Actually, your feedback is not on the feature, but on the stewardship
process itself -- you wish we had done a different feature instead.
Which is a valid reaction -- everyone has their own preferences for what
we should do -- but unless you are the first person to suggest "have you
considered flow typing" (for which you would be many years late), such
feedback is not all that helpful. We looked carefully at flow typing,
and found it wanting.
Tagir well-covered the two main reasons why flow typing is a poor
alternative to pattern matching:
- Adding flow typing to the language could change the meaning of
(that is to say, break) existing code;
- Flow typing is a much weaker and less general feature than pattern
matching; it's just not obvious from reading JEP 305, because this is
merely the first installment of pattern matching and so many of the
examples look like they could be addressed by flow typing.

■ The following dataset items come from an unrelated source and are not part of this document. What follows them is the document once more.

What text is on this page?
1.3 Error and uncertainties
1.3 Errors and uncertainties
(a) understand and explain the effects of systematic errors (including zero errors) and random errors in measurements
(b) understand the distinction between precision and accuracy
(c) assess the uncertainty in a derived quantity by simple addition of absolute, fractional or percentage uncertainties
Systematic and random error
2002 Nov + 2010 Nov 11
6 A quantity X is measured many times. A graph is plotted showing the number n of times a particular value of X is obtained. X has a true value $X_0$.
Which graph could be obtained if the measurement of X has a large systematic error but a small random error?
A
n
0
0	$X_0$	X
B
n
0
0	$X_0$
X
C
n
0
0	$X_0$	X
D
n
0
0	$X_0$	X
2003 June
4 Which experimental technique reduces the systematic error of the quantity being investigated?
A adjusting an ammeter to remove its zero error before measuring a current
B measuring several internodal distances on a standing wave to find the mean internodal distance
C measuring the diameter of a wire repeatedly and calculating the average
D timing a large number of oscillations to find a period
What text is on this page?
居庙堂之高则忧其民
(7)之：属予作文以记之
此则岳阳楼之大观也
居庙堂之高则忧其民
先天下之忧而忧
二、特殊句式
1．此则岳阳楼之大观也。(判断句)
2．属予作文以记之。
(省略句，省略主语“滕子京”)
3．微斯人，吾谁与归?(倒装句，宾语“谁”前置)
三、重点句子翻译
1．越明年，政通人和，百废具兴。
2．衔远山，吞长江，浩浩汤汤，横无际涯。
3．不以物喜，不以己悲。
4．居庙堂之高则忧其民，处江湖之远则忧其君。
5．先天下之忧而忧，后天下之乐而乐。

The question of "why not 'just' do flow typing" was also addressed in
the public document:
http://cr.openjdk.java.net/~briangoetz/amber/pattern-match.html
Flow typing is not a _bad_ feature, but it's a pretty weak one; it
basically works only for one thing. When you fold in the compatibility
risk, that's a pretty automatic no.
> There is no reason given for why the variable should be renamed
There are several misconceptions buried in this claim. First, that it
is a renaming at all; it is not, it is the declaration of a new
variable, with its own scope (and mutability). But more importantly,
the operand of an instanceof expression (or a switch) need not be a
_variable_; it can be any expression. You're letting the "Flow typing
is all I will ever need" concept prevent you from understanding what
pattern matching actually is.
As to your main gripe -- having to come up with a new variable name --
it has been (publicly) discussed that the binding variable in a type
pattern at the top level of an instanceof/switch whose operand is a
variable declare a variable name _could be_ the same as the operand:
if (x instanceof Foo x) { ... }
where the inner `x` would shadow the outer. This is a possible future
enhancement -- there's nothing intrinsically wrong with it -- but if you
look at the parade of qualifiers I had to add to my description above,
you get an inkling of why this isn't something we'd grab at out of the gate.